REVIEW

The Van Apfel Girls Are Gone, Felicity McLean

Reviewed By
Andrea Thompson

There is much to like about THE VAN APFEL GIRLS ARE GONE.  It’s a novel to savour as the imagery is so rich and full that you might be surprised that no other writer has managed to come up with such apt descriptions of commonly known experiences and events before.   Australian author Felicity McLean writes beautifully and poignantly of what it is like to experience loss as a child, without the adult’s understanding of what might come next.  Here described is that feeling perhaps unique to the young of being powerless in a world run by adults, whom a child presumes have it all under control with systems in place to protect.  Childhood is a chamber from which we all eventually emerge, but it is difficult to pin point at what age exactly that we graduate into the world of grownups.

It was a little tricky to get an absolute grasp on the 1990’s suburban Australia of which THE VAN APFEL GIRLS ARE GONE has written.   This novel depicts a somewhat Americanized version of that time period - also, it feels more like we are reading about the desultory teenage years of the 1970’s or 80’s (but that could be a whole other discussion). The inclusion of the relevant products and pop culture of the era brings us back sharply to the Australian path here and there, but it’s not entirely a firm sell.  Perhaps it was the author’s intent to write in that style, of the endless hot summer where children seem to be living in a world almost unaffected by anything the adults may be up to, and where they cannot rely on their parents to understand the enormity of what it is they are experiencing.

If you are anything like me, you might be a bit tired of reading flashback novels where all the evil took place in the half forgotten murk of childhood, and there is all that wisdom to be claimed in the reflections of an adult.  The ‘college’ novels had a bit of a moment there over the twelve months or so in fiction.   This is another flashback novel, sure, but you need both the past and the present to reconcile in your own mind what led to three girls from the same family going missing in the same day.

TVAGAG is an elegantly written novel and shall we just say that the reader will need to commit to the novel’s journey and park their expectations of what might be waiting for them in the final pages.   Lesser novels have survived this quandary with less pointers than what has been included here in this work.

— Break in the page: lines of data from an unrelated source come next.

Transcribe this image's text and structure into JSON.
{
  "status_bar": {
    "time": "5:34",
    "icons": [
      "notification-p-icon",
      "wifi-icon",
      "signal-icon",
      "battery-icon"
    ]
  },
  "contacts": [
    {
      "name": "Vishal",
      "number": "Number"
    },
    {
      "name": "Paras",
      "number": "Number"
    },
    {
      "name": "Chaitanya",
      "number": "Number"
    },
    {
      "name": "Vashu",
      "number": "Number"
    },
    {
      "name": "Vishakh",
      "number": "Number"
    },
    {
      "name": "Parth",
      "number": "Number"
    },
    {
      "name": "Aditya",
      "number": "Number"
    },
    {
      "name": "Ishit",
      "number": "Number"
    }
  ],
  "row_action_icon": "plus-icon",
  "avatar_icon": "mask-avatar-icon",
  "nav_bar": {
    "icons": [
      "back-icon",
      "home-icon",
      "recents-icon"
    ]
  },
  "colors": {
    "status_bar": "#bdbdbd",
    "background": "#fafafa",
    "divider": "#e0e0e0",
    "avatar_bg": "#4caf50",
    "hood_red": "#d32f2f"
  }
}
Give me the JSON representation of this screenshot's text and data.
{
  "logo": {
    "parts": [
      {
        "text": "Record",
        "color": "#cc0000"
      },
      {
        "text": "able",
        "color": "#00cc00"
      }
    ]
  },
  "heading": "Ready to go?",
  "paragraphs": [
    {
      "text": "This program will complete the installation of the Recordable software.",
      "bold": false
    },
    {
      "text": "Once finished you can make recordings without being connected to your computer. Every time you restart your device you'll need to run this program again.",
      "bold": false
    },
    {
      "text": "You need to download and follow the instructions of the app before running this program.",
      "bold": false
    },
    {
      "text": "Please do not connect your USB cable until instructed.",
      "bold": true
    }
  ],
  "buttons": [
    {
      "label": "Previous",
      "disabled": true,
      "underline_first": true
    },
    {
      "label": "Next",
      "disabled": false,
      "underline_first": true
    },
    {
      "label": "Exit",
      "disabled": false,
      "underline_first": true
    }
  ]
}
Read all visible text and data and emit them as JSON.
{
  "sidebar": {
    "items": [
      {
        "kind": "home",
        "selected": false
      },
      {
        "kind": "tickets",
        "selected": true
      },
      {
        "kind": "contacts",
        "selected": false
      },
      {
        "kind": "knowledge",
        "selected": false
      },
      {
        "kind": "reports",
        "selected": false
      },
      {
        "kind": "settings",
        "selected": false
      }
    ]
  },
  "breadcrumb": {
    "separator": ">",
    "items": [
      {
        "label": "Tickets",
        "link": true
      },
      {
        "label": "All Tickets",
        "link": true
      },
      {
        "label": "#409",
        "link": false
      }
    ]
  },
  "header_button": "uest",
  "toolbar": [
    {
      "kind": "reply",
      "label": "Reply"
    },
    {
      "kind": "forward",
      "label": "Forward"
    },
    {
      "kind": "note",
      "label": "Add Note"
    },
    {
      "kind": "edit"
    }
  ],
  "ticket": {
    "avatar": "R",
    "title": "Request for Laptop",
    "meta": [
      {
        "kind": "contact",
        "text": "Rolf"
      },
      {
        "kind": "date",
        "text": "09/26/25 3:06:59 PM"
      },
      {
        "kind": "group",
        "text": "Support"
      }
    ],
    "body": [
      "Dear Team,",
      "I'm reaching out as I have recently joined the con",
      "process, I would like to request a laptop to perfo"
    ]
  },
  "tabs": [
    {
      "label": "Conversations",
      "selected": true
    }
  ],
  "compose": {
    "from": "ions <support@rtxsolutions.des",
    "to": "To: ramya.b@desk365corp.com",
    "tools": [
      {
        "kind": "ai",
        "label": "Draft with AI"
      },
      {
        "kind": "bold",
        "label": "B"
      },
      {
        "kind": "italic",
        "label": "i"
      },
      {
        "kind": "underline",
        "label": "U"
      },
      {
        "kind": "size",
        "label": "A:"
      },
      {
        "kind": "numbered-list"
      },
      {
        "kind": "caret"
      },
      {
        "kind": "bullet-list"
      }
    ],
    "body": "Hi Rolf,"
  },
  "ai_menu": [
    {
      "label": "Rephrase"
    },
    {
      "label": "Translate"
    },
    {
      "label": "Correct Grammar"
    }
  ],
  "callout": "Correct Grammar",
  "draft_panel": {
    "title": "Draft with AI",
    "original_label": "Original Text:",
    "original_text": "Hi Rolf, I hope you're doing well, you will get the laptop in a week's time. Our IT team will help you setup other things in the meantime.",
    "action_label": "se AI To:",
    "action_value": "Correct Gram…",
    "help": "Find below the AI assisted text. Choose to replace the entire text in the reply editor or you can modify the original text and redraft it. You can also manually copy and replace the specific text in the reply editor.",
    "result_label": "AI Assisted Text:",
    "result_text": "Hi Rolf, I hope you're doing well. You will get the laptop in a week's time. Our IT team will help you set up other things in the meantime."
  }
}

THE VAN APFEL GIRLS ARE GONE gifts us a vividly imagined world as seen through the eyes of Tikka (who alternates between being hyperactively annoying and being oddly wise), her sister Laura and their closest friends, the Van Apfel girls. We read of their shared past, the disappearances, and the inevitability of regret.  This book deserves all the buzz it attracted on release and should be on the must-read list of every drama or crime fiction reader who appreciates something a little more finely crafted, with fully formed characters rising off the page to challenge the reader. 

BOOK DETAILS
BOOK INFORMATION
ISBN
9781786488534
Year of Publication
BLURB

Part mystery, part coming of age story, The Van Apfel Girls are Gone is set in a distant suburb on the encroaching bushland, over the long hot summer of 1992. It's the summer of the school's Showstopper concert. The summer Tikka never forgot. The summer the Van Apfel sisters disappeared. Blackly comic, sharply observed and wonderfully endearing.

'We lost all three girls that summer. Let them slip away like the words of some half-remembered song and when one came back, she wasn't the one we were trying to recall to begin with.'

Tikka Molloy was eleven and one-sixth years old during the long hot summer of 1992 - the summer the Van Apfel sisters disappeared. Hannah, beautiful Cordelia and Ruth vanished during the night of the school's Showstopper concert at the amphitheatre by the river, surrounded by encroaching bushland.

Now, years later, Tikka has returned home to try and make sense of the summer that shaped her, and the girls that she never forgot.